Heeft Constance gelijk?
‘The Constant Wife’ van W. Somerset Maugham
Hofstadtooneel
De wederopvoering van het geestige, op het eerste gezicht paradoxale, bij nader inzien zeer verstandige en in laatste instantie toch weer paradoxale stuk van Somerset Maugham is voor de Meimaand geen slecht initiatief, hoewel gisteren dat initiatief klaarblijkelijk nog niet voldoende werd gewaardeerd, want de zaal was zomersch leeg; moge het de volgende avonden beter zijn, want stuk en opvoering verdienen beter.
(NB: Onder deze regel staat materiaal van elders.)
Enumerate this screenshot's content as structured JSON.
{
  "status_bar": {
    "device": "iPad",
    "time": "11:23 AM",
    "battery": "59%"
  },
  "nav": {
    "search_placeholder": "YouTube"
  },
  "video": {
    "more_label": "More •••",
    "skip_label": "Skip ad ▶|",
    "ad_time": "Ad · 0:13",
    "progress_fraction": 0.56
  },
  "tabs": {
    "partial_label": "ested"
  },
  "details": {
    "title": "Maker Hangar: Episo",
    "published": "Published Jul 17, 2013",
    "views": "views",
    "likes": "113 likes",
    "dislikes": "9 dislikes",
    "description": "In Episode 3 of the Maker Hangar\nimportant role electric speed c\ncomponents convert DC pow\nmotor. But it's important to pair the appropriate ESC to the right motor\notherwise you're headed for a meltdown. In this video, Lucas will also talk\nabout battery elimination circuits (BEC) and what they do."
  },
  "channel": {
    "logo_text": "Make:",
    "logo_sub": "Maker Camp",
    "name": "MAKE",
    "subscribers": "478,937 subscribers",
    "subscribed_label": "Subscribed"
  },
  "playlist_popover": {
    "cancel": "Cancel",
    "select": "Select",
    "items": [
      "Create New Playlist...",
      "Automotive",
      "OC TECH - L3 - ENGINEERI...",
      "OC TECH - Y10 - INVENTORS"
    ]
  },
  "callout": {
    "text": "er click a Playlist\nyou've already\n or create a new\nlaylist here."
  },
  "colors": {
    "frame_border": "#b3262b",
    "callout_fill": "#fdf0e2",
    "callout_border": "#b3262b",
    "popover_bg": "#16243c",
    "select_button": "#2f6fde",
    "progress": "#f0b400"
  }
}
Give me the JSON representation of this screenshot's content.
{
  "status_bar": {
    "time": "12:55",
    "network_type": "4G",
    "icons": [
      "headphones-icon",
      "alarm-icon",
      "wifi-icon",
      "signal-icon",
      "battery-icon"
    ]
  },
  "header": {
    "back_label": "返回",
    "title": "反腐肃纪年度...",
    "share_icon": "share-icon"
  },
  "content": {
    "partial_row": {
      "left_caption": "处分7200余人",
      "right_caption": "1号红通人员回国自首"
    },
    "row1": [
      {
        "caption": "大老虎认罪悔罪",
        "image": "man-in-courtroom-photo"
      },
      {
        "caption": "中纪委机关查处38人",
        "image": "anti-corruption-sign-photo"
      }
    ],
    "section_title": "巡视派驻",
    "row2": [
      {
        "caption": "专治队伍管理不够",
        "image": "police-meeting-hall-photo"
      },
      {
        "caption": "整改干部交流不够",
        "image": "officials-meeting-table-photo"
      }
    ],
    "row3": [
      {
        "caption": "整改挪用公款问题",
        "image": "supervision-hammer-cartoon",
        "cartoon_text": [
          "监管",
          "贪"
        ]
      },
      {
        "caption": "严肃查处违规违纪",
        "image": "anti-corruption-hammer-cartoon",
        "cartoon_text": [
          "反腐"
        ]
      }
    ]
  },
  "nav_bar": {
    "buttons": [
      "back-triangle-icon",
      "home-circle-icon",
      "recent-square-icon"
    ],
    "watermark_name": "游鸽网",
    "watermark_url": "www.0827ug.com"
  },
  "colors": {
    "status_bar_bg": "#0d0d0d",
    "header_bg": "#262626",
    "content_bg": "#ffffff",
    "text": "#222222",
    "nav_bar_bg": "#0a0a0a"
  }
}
De qualiteiten van Somerset Maugham als tooneelschrijver zijn bekend genoeg, en in ‘The Constant Wife’ toont hij zich op zijn allerslagvaardigst. Hij geeft een alleraardigste variatie op het door de vrouwenemancipatie eens zoo actueel geworden probleem van de sexueele ‘gelijkgerechtigdheid’ van man en vrouw; en dat wel met zooveel vuurwerk en zooveel onverantwoordelijke speelschheid, dat men op het eind aan de vraag van den echtgenoot: ‘Heeft Constance (door zoo principieel op de gelijkgerechtigdheid te staan) gelijk?’ spontaan adhaesie betuigt, omdat men het óók niet weet. Maar dat doet er in dit geval minder toe; de oplossing van een probleem is immers de wijze waarop het gesteld wordt, en dat doet Somerset Maugham met alle vaardigheid die in hem is. Moet men zijn stuk tenslotte toch maakwerk noemen, dan is dat geenszins als beleediging bedoeld, alleen maar als amendement, dat ongeveer zoo luidt: ‘In het werkelijke leven zijn de situaties niet zoo symmetrisch uitgebalanceerd!’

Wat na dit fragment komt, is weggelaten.